The atomic RMW instructions, for example, ldadd, actually does load +
add + store in one instruction, it will trigger two page faults per the
ARM64 architecture spec, the first fault is a read fault, the second
fault is a write fault.
Some applications use atomic RMW instructions to populate memory, for
example, openjdk uses atomic-add-0 to do pretouch (populate heap memory
at launch time) between v18 and v22 in order to permit use of memory
concurrently with pretouch.
But the double page fault has some problems:
1. Noticeable TLB overhead. The kernel actually installs zero page with
readonly PTE for the read fault. The write fault will trigger a
write-protection fault (CoW). The CoW will allocate a new page and
make the PTE point to the new page, this needs TLB invalidations. The
tlb invalidation and the mandatory memory barriers may incur
significant overhead, particularly on the machines with many cores.
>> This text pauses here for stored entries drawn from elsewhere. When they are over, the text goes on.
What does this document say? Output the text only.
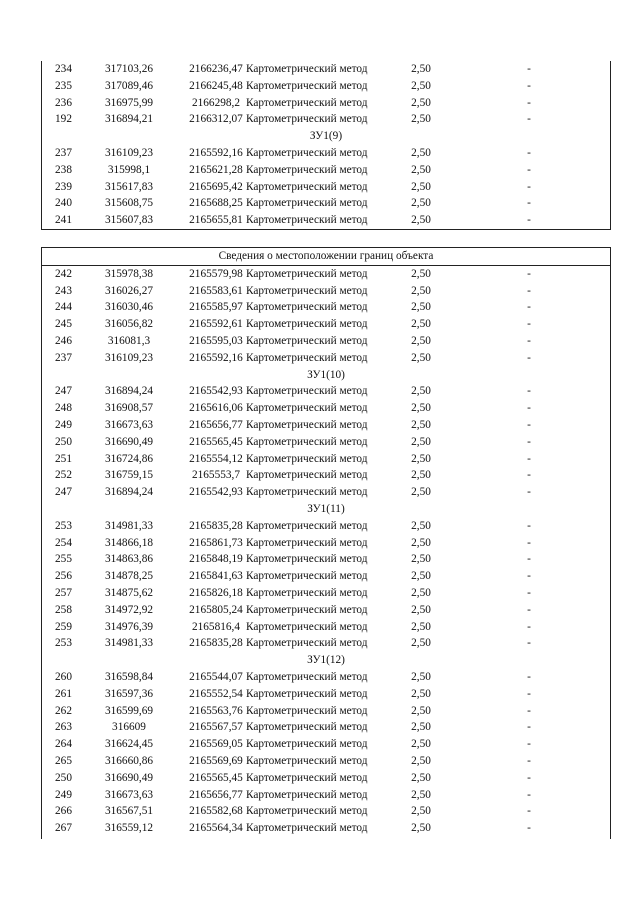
234	317103,26	2166236,47 Картометрический метод	2,50	-
235	317089,46	2166245,48 Картометрический метод	2,50	-
236	316975,99	2166298,2 Картометрический метод	2,50	-
192	316894,21	2166312,07 Картометрический метод	2,50	-
ЗУ1(9)
237	316109,23	2165592,16 Картометрический метод	2,50	-
238	315998,1	2165621,28 Картометрический метод	2,50	-
239	315617,83	2165695,42 Картометрический метод	2,50	-
240	315608,75	2165688,25 Картометрический метод	2,50	-
241	315607,83	2165655,81 Картометрический метод	2,50	-
Сведения о местоположении границ объекта
242	315978,38	2165579,98 Картометрический метод	2,50	-
243	316026,27	2165583,61 Картометрический метод	2,50	-
244	316030,46	2165585,97 Картометрический метод	2,50	-
245	316056,82	2165592,61 Картометрический метод	2,50	-
246	316081,3	2165595,03 Картометрический метод	2,50	-
237	316109,23	2165592,16 Картометрический метод	2,50	-
ЗУ1(10)
247	316894,24	2165542,93 Картометрический метод	2,50	-
248	316908,57	2165616,06 Картометрический метод	2,50	-
249	316673,63	2165656,77 Картометрический метод	2,50	-
250	316690,49	2165565,45 Картометрический метод	2,50	-
251	316724,86	2165554,12 Картометрический метод	2,50	-
252	316759,15	2165553,7 Картометрический метод	2,50	-
247	316894,24	2165542,93 Картометрический метод	2,50	-
ЗУ1(11)
253	314981,33	2165835,28 Картометрический метод	2,50	-
254	314866,18	2165861,73 Картометрический метод	2,50	-
255	314863,86	2165848,19 Картометрический метод	2,50	-
256	314878,25	2165841,63 Картометрический метод	2,50	-
257	314875,62	2165826,18 Картометрический метод	2,50	-
258	314972,92	2165805,24 Картометрический метод	2,50	-
259	314976,39	2165816,4 Картометрический метод	2,50	-
253	314981,33	2165835,28 Картометрический метод	2,50	-
ЗУ1(12)
260	316598,84	2165544,07 Картометрический метод	2,50	-
261	316597,36	2165552,54 Картометрический метод	2,50	-
262	316599,69	2165563,76 Картометрический метод	2,50	-
263	316609	2165567,57 Картометрический метод	2,50	-
264	316624,45	2165569,05 Картометрический метод	2,50	-
265	316660,86	2165569,69 Картометрический метод	2,50	-
250	316690,49	2165565,45 Картометрический метод	2,50	-
249	316673,63	2165656,77 Картометрический метод	2,50	-
266	316567,51	2165582,68 Картометрический метод	2,50	-
267	316559,12	2165564,34 Картометрический метод	2,50	-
2. Break up huge pages. If THP is on the read fault will install huge
zero pages. The later CoW will break up the huge page and allocate
base pages instead of huge page. The applications have to rely on
khugepaged (kernel thread) to collapse huge pages asynchronously.
This also incurs noticeable performance penalty.
3. 512x page faults with huge page. Due to #2, the applications have to
have page faults for every 4K area for the write, this makes the speed
up by using huge page actually gone.